Przejdź do treści

Kiedy kończy się SMOG?

Wszyscy znają legendę o smoku wawelskim, który zginął z rąk Dratewki z użyciem siarki. Po setkach lat smok powrócił i truje nas o wiele groźniej. Przybrał imię SMOG i zaczął mścić się w mieście, w którym poległ. Szybko przeniósł się na inne miasta, albowiem jego żądza zniszczenia nie zna granic. Jak to dobrze by było, gdyby ta dalsza część opowieści też okazała się legendą. Niestety zagrożenie jest realne.

mężczyzna w dymie

Każdego dnia, głównie w okresie zimowym, słyszymy: smog atakuje, smog zagraża życiu, smog truje, negatywny wpływ smogu, przekroczone normy powietrza itp., itd. Większość osób nadal nie wie co to jest smog. Uważają to za wymysł, lub też konspiracyjną zmowę. Tak, naprawdę można usłyszeć takie stwierdzenia. Po prostu nie wierzą w jego istnienie, albo też nie zgadzają się ze szkodliwościami do jakich ów smog się przyczynia.
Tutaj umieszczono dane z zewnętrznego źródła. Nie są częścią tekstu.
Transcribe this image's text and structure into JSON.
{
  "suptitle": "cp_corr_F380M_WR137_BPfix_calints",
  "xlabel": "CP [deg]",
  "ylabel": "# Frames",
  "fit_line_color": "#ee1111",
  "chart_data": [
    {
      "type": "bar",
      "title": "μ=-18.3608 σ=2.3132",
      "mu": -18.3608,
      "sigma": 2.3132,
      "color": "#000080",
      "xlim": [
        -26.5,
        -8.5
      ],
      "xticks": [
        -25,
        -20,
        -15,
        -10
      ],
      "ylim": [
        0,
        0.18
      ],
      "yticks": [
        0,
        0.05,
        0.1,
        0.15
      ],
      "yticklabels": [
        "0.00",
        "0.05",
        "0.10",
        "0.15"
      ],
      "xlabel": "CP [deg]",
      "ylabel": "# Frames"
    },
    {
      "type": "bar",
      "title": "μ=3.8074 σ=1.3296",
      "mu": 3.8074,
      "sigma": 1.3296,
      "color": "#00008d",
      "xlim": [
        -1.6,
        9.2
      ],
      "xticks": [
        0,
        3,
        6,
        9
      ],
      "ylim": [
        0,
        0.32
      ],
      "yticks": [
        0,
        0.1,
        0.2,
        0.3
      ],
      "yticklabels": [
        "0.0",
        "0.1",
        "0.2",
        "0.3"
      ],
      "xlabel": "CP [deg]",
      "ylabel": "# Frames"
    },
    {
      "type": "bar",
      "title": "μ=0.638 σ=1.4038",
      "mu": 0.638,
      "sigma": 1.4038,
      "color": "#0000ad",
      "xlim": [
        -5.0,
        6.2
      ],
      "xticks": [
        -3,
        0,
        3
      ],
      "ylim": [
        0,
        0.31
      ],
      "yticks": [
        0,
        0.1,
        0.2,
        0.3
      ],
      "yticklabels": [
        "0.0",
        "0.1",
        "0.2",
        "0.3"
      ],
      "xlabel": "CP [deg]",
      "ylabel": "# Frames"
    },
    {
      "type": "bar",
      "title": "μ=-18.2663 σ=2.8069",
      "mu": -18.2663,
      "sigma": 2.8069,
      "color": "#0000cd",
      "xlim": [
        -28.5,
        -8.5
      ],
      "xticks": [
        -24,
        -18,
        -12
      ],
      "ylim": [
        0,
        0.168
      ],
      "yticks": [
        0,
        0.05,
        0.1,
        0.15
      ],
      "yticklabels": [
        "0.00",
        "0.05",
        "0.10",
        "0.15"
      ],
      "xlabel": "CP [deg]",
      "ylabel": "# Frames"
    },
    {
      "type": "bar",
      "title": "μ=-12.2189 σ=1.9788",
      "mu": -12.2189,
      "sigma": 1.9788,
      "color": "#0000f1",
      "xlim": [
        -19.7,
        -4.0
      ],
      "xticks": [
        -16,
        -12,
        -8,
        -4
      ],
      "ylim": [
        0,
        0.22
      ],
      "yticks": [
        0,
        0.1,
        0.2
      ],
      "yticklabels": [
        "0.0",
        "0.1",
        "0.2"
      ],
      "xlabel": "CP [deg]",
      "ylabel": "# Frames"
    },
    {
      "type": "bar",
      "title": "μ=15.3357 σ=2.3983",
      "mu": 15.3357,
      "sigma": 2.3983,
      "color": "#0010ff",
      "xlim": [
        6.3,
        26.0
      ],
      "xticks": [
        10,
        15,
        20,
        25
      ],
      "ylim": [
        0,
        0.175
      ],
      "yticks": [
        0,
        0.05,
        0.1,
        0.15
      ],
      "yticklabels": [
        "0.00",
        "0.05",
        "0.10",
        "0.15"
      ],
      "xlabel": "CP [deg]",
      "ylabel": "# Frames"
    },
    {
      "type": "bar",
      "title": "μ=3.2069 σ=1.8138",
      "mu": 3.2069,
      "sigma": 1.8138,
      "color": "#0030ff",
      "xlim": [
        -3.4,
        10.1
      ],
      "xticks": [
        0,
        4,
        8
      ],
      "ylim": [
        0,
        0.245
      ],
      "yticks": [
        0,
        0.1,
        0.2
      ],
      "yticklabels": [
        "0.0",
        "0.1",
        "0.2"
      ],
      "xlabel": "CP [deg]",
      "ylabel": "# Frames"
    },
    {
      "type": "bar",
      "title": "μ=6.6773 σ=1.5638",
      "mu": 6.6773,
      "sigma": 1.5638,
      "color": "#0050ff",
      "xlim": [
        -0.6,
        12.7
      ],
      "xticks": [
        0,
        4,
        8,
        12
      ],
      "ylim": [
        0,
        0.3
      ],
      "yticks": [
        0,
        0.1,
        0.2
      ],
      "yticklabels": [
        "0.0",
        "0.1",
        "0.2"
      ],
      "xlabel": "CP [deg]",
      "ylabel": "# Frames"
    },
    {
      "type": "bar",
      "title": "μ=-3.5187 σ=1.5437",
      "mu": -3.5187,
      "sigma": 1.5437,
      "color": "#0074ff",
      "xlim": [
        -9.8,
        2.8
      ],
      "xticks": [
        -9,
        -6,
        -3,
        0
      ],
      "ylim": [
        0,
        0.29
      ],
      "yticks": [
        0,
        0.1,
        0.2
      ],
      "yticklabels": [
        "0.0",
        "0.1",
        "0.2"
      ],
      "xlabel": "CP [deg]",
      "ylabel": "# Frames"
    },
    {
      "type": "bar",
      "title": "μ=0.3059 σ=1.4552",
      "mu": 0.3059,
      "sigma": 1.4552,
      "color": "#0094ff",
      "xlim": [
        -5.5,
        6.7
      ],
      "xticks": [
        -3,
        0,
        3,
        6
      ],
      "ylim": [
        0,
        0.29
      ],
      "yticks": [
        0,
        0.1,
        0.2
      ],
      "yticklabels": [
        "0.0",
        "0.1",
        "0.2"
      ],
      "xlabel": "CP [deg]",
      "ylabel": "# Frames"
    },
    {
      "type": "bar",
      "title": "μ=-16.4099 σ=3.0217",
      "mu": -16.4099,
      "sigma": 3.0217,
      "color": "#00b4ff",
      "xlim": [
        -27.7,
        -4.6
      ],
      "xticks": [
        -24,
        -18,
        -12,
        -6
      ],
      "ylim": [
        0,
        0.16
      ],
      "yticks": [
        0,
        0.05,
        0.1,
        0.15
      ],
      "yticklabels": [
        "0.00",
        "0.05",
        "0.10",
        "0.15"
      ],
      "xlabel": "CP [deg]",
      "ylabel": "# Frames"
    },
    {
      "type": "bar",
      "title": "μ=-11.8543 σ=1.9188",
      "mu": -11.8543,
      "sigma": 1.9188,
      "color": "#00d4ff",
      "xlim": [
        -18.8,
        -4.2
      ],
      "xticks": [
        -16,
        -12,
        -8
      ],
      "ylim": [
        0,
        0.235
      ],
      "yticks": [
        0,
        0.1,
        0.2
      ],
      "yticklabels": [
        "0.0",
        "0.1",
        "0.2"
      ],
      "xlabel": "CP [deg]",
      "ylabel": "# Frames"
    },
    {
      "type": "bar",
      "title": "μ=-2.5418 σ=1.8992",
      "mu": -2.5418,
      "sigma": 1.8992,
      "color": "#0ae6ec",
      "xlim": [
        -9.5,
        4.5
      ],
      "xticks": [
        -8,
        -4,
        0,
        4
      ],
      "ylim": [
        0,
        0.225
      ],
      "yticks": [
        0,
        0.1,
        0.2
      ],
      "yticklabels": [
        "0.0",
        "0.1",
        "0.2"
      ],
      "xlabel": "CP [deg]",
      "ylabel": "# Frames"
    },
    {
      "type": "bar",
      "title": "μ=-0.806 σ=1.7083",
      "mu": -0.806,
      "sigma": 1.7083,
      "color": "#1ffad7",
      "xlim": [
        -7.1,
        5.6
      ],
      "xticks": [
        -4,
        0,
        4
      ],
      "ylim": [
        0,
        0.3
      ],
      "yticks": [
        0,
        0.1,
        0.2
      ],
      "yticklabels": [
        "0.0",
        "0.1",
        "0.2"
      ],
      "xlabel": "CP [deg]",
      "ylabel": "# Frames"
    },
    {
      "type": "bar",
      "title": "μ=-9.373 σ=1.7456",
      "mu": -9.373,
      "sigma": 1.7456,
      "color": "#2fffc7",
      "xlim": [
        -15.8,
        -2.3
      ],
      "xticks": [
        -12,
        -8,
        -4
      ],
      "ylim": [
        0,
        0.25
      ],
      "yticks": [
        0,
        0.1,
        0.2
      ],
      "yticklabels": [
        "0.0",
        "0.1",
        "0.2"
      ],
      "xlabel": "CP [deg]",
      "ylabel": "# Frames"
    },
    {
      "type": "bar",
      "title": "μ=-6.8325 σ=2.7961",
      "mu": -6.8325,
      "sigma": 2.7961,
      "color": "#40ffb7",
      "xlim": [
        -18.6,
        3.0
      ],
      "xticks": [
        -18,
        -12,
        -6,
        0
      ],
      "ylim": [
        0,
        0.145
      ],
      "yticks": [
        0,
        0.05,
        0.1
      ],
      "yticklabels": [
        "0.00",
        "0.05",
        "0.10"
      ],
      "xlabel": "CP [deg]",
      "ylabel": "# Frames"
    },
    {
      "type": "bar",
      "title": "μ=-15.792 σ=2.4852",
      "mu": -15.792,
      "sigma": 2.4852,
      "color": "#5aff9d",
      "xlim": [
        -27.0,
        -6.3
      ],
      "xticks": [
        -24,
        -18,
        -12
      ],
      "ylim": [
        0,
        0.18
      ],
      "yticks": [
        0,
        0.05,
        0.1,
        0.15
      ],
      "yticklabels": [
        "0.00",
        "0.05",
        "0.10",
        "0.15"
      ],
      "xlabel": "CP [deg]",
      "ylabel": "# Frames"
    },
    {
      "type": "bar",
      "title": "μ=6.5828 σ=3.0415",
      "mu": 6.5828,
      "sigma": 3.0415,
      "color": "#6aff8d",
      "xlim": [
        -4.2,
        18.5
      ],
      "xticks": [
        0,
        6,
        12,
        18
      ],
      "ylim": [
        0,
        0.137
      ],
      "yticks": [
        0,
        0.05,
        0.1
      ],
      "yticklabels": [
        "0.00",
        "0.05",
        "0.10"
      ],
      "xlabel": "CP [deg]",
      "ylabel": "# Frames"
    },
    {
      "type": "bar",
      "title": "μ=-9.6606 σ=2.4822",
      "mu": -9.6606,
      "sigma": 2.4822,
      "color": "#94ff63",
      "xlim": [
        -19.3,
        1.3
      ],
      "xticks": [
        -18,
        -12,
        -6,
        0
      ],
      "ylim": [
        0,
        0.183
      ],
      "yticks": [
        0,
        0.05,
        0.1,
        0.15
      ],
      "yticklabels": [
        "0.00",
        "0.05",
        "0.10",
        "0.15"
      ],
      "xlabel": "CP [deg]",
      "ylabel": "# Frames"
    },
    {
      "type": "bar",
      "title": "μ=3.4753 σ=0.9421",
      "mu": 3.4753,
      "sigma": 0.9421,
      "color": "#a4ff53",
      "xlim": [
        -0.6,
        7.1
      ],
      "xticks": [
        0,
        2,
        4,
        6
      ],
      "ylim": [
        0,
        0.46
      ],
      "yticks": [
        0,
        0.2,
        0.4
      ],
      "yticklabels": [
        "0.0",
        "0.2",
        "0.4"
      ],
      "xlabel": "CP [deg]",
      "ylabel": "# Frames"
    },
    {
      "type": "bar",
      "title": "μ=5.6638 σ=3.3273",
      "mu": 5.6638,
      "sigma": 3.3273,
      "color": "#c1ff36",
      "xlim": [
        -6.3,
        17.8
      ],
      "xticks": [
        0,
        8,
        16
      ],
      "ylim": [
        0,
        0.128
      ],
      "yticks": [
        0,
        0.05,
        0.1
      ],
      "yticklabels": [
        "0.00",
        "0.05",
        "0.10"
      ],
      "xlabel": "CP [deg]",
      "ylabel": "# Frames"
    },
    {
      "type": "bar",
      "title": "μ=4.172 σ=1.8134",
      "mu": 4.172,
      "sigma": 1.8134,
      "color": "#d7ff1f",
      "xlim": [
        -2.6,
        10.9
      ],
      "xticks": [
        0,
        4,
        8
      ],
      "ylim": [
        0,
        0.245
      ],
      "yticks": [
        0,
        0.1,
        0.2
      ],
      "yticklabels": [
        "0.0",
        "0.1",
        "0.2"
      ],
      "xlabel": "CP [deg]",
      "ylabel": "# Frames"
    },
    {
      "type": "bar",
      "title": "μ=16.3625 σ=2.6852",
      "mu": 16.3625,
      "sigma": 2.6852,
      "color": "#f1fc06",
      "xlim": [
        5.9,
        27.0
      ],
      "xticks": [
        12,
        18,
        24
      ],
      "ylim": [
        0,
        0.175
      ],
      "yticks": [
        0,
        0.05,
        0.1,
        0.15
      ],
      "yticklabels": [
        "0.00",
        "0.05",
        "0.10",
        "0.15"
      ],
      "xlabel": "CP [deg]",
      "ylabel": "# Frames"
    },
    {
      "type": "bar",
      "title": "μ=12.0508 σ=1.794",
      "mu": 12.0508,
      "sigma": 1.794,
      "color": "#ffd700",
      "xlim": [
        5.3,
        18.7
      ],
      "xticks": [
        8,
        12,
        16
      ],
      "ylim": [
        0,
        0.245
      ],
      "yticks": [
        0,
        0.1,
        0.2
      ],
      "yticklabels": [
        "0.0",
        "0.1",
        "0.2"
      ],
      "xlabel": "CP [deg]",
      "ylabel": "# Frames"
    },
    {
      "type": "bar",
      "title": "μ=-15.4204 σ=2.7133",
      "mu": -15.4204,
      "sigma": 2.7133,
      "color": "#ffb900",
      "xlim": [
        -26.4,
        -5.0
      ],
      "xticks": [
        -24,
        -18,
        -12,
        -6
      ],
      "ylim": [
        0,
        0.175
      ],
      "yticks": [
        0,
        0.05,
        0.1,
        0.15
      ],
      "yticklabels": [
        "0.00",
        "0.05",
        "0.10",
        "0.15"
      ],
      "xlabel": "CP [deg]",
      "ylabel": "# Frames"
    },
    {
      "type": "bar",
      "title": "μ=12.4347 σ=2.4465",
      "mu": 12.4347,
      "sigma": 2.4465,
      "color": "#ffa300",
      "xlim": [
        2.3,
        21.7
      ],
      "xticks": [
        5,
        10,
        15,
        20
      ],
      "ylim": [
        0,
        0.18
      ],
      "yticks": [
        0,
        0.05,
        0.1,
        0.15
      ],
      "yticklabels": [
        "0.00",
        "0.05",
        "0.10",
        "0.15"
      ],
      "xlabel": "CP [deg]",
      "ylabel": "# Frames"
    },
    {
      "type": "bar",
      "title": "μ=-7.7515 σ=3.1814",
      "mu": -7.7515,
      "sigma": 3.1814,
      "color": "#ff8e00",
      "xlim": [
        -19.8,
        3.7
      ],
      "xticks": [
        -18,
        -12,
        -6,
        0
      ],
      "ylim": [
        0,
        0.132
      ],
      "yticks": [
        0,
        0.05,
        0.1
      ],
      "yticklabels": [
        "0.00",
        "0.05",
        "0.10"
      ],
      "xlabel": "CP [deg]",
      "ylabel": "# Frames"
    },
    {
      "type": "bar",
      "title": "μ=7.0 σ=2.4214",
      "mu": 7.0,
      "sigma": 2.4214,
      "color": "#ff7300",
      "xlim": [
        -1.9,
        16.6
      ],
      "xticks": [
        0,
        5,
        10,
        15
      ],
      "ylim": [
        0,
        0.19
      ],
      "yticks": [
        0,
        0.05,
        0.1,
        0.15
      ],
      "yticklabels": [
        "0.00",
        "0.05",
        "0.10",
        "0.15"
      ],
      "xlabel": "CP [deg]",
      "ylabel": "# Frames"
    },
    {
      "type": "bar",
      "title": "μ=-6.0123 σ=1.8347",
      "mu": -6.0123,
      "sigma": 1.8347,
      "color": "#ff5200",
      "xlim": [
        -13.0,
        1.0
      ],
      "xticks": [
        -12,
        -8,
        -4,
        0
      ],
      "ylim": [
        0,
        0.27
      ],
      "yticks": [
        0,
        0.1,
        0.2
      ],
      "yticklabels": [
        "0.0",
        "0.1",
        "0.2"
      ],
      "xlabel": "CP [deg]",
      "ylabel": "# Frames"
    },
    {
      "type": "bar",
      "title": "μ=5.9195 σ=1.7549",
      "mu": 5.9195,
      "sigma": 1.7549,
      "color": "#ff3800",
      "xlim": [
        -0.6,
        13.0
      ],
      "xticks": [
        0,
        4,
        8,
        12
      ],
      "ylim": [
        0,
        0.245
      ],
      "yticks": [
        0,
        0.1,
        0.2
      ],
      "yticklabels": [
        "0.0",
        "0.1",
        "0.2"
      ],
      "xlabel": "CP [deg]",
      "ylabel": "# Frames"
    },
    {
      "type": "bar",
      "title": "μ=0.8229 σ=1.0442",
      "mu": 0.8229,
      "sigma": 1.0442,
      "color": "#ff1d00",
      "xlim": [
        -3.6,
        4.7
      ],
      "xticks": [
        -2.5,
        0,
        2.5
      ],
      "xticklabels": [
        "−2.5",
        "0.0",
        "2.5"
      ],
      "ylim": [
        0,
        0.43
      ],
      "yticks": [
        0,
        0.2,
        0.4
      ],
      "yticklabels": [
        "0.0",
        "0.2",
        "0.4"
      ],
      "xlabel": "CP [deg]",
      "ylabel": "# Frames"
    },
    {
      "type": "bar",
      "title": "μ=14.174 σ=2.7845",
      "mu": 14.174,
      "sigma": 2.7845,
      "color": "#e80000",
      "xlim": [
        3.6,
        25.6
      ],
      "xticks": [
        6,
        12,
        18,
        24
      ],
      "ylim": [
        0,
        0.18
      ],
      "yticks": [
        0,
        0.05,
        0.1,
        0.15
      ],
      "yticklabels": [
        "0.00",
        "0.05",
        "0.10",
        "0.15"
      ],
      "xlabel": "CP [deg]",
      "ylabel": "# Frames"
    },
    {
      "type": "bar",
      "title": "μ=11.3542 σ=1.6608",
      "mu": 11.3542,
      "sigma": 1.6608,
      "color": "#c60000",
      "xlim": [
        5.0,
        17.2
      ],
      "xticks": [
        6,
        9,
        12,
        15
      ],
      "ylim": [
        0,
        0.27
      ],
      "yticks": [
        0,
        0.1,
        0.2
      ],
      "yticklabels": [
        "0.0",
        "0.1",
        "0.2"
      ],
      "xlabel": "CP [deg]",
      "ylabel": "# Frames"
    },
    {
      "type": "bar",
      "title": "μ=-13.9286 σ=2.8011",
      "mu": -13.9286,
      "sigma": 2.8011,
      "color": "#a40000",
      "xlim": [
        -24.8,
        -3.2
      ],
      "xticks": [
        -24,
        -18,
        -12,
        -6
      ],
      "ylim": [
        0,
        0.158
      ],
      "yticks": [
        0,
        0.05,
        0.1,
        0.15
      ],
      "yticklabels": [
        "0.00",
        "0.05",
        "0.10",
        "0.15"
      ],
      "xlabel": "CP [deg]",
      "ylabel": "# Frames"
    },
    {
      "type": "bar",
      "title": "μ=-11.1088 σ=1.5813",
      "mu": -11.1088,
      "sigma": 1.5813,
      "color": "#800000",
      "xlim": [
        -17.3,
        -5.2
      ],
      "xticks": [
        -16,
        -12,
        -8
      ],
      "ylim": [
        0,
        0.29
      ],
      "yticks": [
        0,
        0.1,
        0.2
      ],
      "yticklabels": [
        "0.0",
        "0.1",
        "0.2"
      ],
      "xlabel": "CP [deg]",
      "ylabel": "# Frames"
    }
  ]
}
Dlatego bardzo ważna jest edukacja ludzi na temat smogu, bo zdecydowanie jego większość pochodzi z domowych palenisk, które emitują niską emisję. Smog to pyły zawieszone, smog to benzen, smog to dwutlenek siarki, smog to zabójca. Powolny, cichy i bardzo skuteczny zabójca. Walka z nim jest możliwa tylko jeśli wszyscy zjednoczymy swoje siły.

 

Przejdźmy jednak do meritum tego tekstu, czyli spróbujmy odpowiedzieć na pytanie: Kiedy kończy się smog? Można wywnioskować, że wraz z przyjściem ciepłych dni, ale niestety to nie do końca prawda. Otóż w wielu rejonach Polski notuje się przekroczone normy zanieczyszczeń powietrza, także wiosną, a nawet latem. Musimy zrozumieć, że im większa aglomeracja, tym większy problem z jakością powietrza. Duża ilość samochodów, gęsta zabudowa i coraz mniejsza ilość zieleni to jedne z głównych przyczyn powstawania smogu. Warto też podkreślić, że w miastach, które spełniają powyższe warunki, w miesiącach letnich można zaobserwować powstawanie smogu fotochemicznego. Odpowiedzialny jest za produkcję tlenków azotu, tlenku węgla i węglowodorów.

W jakich miesiącach smog jest największy?

Gehenna zaczyna się już od października i trwa nawet do maja. Ogólnie nie ma reguły, w którym z tych miesiąców sytuacja jest najgorsza, wszystko zależy od panującej temperatury, Mówiąc w skrócie, im mniej stopni za oknem, tym większe zanieczyszczenie powietrza. Czynnikami równie ważnymi są: wilgotność powietrza i prędkość wiatru. Jeżeli mamy do czynienia z wyżem, w którym jest słonecznie, jest duży mróz , bezwietrznie, a do tego wysoka wilgotność powietrza to mamy pewność, że powietrze w większości miast w Polsce jest trujące.

Porównując roczne wykresy z różnych miast w Polsce, można zauważyć jedną wspólną cechę dla wszystkich zanieczyszczeń w powietrzu,. Wszelkie wartości najmniejsze są w miesiącach letnich, natomiast tendencja wzrostowa zaczyna się już od października, maksymalny wynik otrzymujemy na przełomie stycznia i lutego, po czym wykres zaczyna opadać. W dużych miastach, także w miesiącach letnich poziom pyłów zawieszonych może być przekroczony, dlatego najlepszym wyjściem jest wypoczynek z dala od dużych aglomeracji. Smog nas truje i otacza z każdej strony. Nie tylko osiada w naszych płucach, ale także przedostaje się do serca. Wnika w jedzenie, odzież, a nawet ściany budynków.

Gdzie w tej sytuacji znajdujemy się MY?

Po środku. Zimą stan powietrza jest tragiczny, latem też nie bywa najlepiej, to cena jaką musimy zapłacić za gwałtowny rozwój gospodarczy kosztem ochrony środowiska. Najgorszy jest fakt, że niewiele się robi, aby faktycznie ów smog powstrzymać. Wdrażane są uchwały, przeprowadzane są kontrole domowych palenisk, ale większość uchwał antysmogowych dopiero „raczkuje”. Minie wiele lat, zanim sytuacja w naszym kraju ulegnie poprawie, dlatego ważnym jest, by poszerzać świadomość ludzi i informować jak niebezpieczny jest smog i zanieczyszczenia, które w nim są.